Agfachrome · ISO 64 Slide
Agfachrome 64
Agfachrome 64 was Agfa's flagship consumer slide film for the North American market through the late 1970s into the early 1980s. Production ran roughly 1974 to 1983. It was processed in AP-41, not E-6, and that is the central practical fact about any surviving roll: standard E-6 lines will not develop it. AP-41 is dead almost everywhere. A few specialty labs like Film Rescue International still run batches when orders justify mixing the chemistry.
The color palette is why collectors still talk about it. Agfa's ball-and-chain coupler chemistry produced what longtime Agfachrome shooters describe as pastel and honest, less saturated than Kodachrome 64 of the same era, less blue-biased than Ektachrome. A chateau on Kodachrome looks freshly painted. The same chateau on Agfachrome looks as it actually is. Greys clean, blacks deep, reds restrained to pinky rather than punchy.
The practical comparison is to Kodachrome 64, which dominated North America during the same years. Kodachrome won the market on punch and archival stability. Agfachrome won a smaller share on tonal honesty and the softer reversal curve that suited European overcast light.

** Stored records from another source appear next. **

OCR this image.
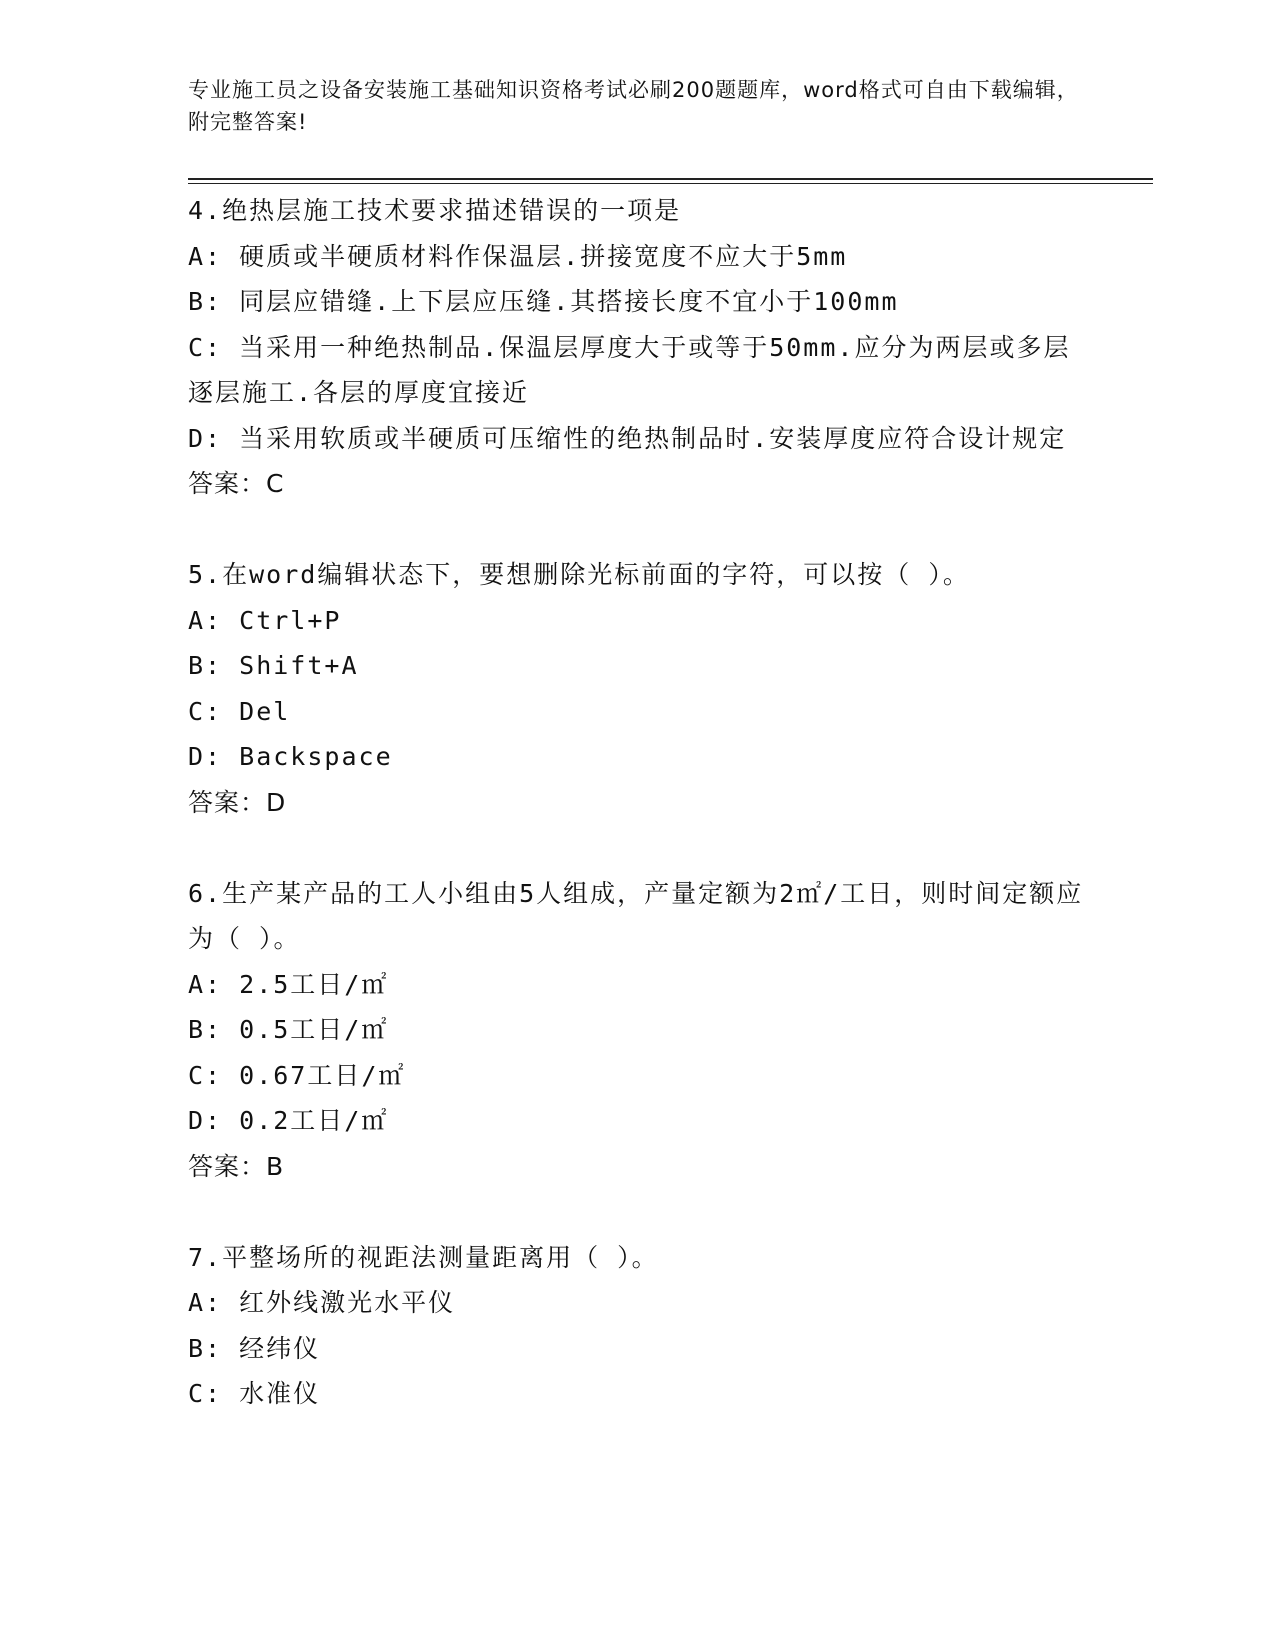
专业施工员之设备安装施工基础知识资格考试必刷200题题库，word格式可自由下载编辑，附完整答案!
4.绝热层施工技术要求描述错误的一项是
A: 硬质或半硬质材料作保温层.拼接宽度不应大于5mm
B: 同层应错缝.上下层应压缝.其搭接长度不宜小于100mm
C: 当采用一种绝热制品.保温层厚度大于或等于50mm.应分为两层或多层逐层施工.各层的厚度宜接近
D: 当采用软质或半硬质可压缩性的绝热制品时.安装厚度应符合设计规定
答案：C
5.在word编辑状态下，要想删除光标前面的字符，可以按（ ）。
A: Ctrl+P
B: Shift+A
C: Del
D: Backspace
答案：D
6.生产某产品的工人小组由5人组成，产量定额为2㎡/工日，则时间定额应为（ ）。
A: 2.5工日/㎡
B: 0.5工日/㎡
C: 0.67工日/㎡
D: 0.2工日/㎡
答案：B
7.平整场所的视距法测量距离用（ ）。
A: 红外线激光水平仪
B: 经纬仪
C: 水准仪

For anyone holding cassettes today, the question is whether processing exists in your country. Cross-processing in C-41 will not give usable results because the dye couplers were engineered around AP-41's chemical reversal, not E-6's. Shoot it only if you have already lined up a lab. Otherwise the rolls are collectibles.
Thirty-five millimeter only. No 120, no sheets. The late-1970s packaging shows the orange and brown Agfa color scheme that any thrift-store film hunter learns to recognize at a distance.
Reciprocity exponent is 1.10, gentle for a slide stock. Zone Light Meter applies the correction past one second. A metered 5-second exposure becomes about 7 seconds at the negative. In practice you will rarely run Agfachrome 64 past a few seconds: the emulsion has been sitting around for forty years, and the dye stability has drifted in ways no math will fix.
How the app handles this stock
- Box speed: ISO 64. Picker exposes pull/push chips so you can shoot it at any speed you want and the meter follows.
- Reciprocity: Above one second the app raises metered time to the power of 1.10.
- Expired film: if you load an old roll, set the expiry year and storage in the app and the ISO scales for you. Slide decay rates are baked in.